Land-Grant Brewing hosts open house

The guys behind Land-Grant Brewing Co. said their Franklinton brewery would be up and running by the end of summer. This Friday-less than a week before fall officially blows in-they'll make good on that promise.
The brewery (424 W. Town St.) should receive its building permit tomorrow, says creative director Walt Keys, and brew master Jamie Feihel hopes to start mashing their first ales as early as Friday. While the brews won't be kegged in time for the neighborhood's Independents' Day celebration (Sept. 19 to 21), Land-Grant's door will be open most of Saturday and Sunday for an informal open house.
"People can come on in, check out the space, buy a T-shirt, catch the Browns game," Keys says.
Beer will start flowing at the 100-seat taproom the weekend of Oct. 3, Keys says.
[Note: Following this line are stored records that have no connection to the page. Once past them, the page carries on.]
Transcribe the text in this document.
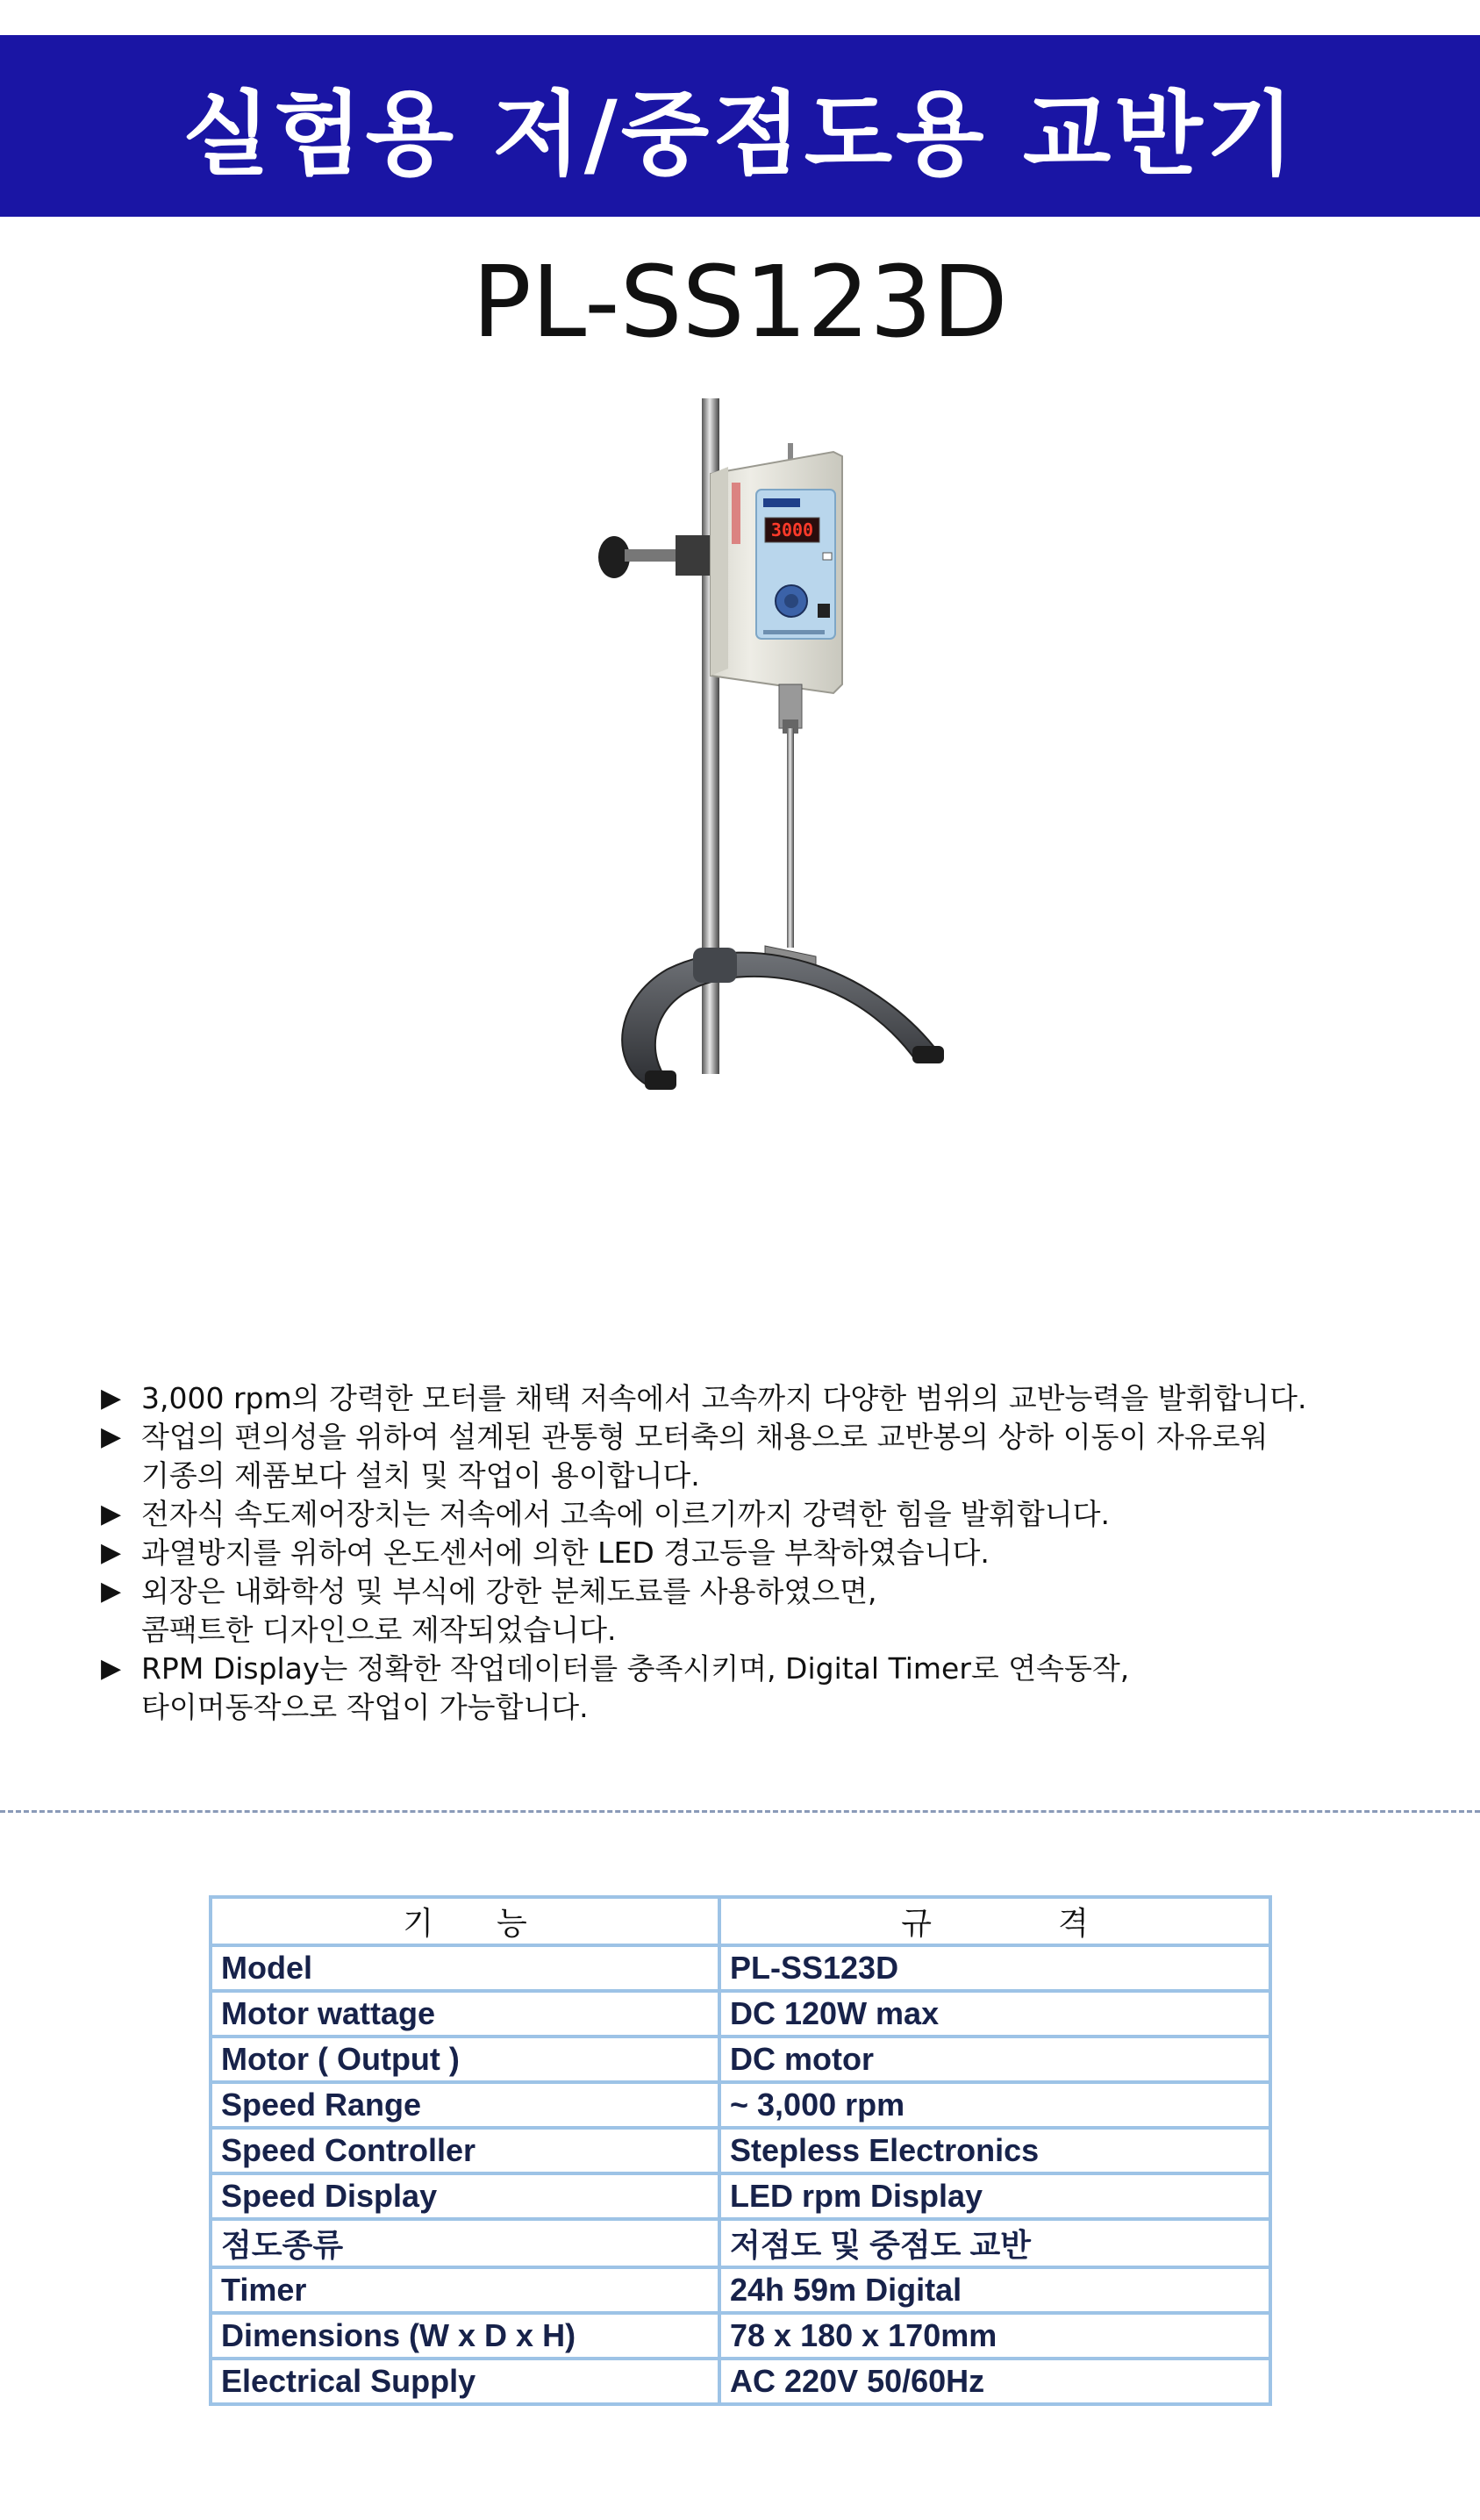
실험용 저/중점도용 교반기
PL-SS123D
3000
▶ 3,000 rpm의 강력한 모터를 채택 저속에서 고속까지 다양한 범위의 교반능력을 발휘합니다.
▶ 작업의 편의성을 위하여 설계된 관통형 모터축의 채용으로 교반봉의 상하 이동이 자유로워
기종의 제품보다 설치 및 작업이 용이합니다.
▶ 전자식 속도제어장치는 저속에서 고속에 이르기까지 강력한 힘을 발휘합니다.
▶ 과열방지를 위하여 온도센서에 의한 LED 경고등을 부착하였습니다.
▶ 외장은 내화학성 및 부식에 강한 분체도료를 사용하였으면,
콤팩트한 디자인으로 제작되었습니다.
▶ RPM Display는 정확한 작업데이터를 충족시키며, Digital Timer로 연속동작,
타이머동작으로 작업이 가능합니다.
기　　능	규　　　　격
Model	PL-SS123D
Motor wattage	DC 120W max
Motor ( Output )	DC motor
Speed Range	~ 3,000 rpm
Speed Controller	Stepless Electronics
Speed Display	LED rpm Display
점도종류	저점도 및 중점도 교반
Timer	24h 59m Digital
Dimensions (W x D x H)	78 x 180 x 170mm
Electrical Supply	AC 220V 50/60Hz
At first, only Land-Grant's four mainstays will be tapped: a kolsch, a brown ale, a session IPA and a hoppy, West-Coast-style IPA. Moving forward, there's room for 14 more kegs behind the bar, eight for Land-Grant's musings and six for guest breweries.
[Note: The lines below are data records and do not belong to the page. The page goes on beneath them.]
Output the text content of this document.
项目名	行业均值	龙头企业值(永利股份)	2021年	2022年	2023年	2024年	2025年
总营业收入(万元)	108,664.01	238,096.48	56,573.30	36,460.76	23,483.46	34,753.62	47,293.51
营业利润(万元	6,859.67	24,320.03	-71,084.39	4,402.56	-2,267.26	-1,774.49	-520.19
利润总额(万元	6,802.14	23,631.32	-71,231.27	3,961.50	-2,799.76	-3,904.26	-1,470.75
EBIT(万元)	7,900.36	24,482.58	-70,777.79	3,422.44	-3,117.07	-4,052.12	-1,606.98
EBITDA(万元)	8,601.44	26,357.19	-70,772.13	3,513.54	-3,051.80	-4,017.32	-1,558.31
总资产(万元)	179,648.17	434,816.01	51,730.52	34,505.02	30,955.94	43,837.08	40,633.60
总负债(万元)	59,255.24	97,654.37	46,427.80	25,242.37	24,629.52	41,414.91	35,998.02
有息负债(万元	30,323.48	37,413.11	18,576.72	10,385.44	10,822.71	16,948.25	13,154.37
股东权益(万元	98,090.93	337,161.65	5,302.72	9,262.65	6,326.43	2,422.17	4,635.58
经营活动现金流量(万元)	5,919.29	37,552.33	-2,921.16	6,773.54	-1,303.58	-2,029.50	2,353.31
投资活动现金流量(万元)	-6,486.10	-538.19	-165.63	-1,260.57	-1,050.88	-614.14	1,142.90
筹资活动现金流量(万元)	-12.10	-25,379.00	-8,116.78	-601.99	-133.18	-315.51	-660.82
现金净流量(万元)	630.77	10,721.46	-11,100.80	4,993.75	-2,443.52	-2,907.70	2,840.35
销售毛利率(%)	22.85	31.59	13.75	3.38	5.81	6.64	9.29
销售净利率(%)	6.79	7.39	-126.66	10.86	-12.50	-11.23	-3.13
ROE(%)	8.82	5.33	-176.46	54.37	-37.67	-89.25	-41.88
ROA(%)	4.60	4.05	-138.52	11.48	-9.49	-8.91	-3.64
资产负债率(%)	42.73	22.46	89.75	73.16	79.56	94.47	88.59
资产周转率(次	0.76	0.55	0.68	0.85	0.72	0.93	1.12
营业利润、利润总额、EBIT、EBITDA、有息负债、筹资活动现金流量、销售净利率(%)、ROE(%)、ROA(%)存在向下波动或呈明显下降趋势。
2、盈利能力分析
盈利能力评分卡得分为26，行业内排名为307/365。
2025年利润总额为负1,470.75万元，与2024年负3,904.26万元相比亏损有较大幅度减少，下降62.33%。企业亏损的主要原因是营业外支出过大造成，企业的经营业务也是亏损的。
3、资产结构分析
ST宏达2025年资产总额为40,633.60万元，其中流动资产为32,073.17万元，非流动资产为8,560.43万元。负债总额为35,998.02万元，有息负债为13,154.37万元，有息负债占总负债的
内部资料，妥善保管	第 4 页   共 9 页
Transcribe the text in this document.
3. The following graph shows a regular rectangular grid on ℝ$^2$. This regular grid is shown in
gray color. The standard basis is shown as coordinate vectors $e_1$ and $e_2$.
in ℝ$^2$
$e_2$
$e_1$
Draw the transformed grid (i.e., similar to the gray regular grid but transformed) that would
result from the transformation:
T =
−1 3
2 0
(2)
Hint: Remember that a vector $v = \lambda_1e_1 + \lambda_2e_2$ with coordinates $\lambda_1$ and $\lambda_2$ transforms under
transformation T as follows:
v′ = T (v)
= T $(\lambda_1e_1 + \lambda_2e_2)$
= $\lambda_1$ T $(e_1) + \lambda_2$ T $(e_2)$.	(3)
Once open, Land-Grant will host food trucks, serve beer flights and, for a small fee, offer weekly or biweekly brewery tours (beer included, of course).
Keys is especially excited about the taproom's commitment to proper glassware.
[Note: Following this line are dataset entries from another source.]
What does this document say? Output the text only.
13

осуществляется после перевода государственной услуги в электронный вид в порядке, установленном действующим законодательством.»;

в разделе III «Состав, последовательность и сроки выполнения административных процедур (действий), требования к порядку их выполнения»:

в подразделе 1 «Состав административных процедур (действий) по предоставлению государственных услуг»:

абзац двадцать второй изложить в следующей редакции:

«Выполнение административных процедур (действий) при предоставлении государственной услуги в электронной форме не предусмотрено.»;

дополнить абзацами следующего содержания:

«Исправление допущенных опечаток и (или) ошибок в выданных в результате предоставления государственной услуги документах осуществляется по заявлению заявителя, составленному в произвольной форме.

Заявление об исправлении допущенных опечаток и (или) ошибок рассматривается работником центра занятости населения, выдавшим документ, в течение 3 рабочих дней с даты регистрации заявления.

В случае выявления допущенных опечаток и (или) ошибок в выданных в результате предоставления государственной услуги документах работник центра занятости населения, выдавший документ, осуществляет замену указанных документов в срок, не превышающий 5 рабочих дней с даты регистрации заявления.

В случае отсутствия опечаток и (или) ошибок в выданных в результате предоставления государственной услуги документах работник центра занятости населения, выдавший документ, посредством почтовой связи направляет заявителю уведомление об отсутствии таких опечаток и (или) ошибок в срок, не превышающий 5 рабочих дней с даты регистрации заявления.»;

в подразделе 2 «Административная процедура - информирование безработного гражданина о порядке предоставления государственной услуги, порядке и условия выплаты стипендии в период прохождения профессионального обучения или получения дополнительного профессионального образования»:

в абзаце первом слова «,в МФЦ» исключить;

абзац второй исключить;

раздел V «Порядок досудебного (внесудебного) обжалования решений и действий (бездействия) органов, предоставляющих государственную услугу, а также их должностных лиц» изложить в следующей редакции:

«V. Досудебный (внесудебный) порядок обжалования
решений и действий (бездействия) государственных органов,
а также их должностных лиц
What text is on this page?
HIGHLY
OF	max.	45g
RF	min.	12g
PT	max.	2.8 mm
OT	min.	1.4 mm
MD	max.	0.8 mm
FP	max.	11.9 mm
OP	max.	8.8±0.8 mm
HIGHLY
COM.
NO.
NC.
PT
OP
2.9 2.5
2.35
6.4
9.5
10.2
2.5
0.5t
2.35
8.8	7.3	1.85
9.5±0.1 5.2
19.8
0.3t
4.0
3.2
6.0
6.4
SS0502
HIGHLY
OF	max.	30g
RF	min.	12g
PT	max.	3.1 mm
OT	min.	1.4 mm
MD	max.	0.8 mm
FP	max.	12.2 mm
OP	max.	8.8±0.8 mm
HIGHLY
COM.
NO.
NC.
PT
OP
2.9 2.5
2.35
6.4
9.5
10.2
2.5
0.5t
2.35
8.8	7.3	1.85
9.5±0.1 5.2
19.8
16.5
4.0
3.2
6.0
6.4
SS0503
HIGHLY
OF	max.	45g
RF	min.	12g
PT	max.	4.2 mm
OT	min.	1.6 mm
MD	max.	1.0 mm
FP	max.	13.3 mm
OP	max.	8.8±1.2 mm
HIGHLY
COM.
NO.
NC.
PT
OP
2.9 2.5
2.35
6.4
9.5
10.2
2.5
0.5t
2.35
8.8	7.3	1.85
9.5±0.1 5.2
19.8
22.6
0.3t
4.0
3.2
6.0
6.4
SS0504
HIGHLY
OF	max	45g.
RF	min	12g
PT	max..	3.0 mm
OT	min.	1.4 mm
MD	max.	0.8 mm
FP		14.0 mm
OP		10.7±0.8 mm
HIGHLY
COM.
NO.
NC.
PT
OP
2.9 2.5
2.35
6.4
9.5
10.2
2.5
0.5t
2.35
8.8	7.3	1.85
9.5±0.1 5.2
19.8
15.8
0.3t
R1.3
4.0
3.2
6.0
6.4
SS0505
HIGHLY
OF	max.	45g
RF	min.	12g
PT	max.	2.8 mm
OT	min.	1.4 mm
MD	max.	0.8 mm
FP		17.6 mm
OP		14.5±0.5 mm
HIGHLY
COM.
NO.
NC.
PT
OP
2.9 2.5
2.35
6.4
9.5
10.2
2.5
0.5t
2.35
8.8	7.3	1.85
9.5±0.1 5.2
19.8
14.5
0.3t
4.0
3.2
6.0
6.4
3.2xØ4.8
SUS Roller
"The session IPA will be in a 16-ounce pint glass, for example, and the kolsch will be in a nice, tall, skinny kolsch glass," he says. "[The kolsch] will be a smaller pour, but it will be priced appropriately-and you want to drink a kolsch when it's extra cold."
In the coming weeks, final touches to the brewery include a patio off the taproom (which should be completed today, Keys says); 130-year-old refurbished barn wood, salvaged from a barn near Marion, around the building's exterior; and a special Kickstarter wall in the room between the taproom and the brewery, recognizing those who raised the first $31,010 for the upstart brewery.
"What it did was help us knock out all that nitty-gritty stuff right off the bat, which really put us in a good position moving forward," Keys says of the Kickstarter.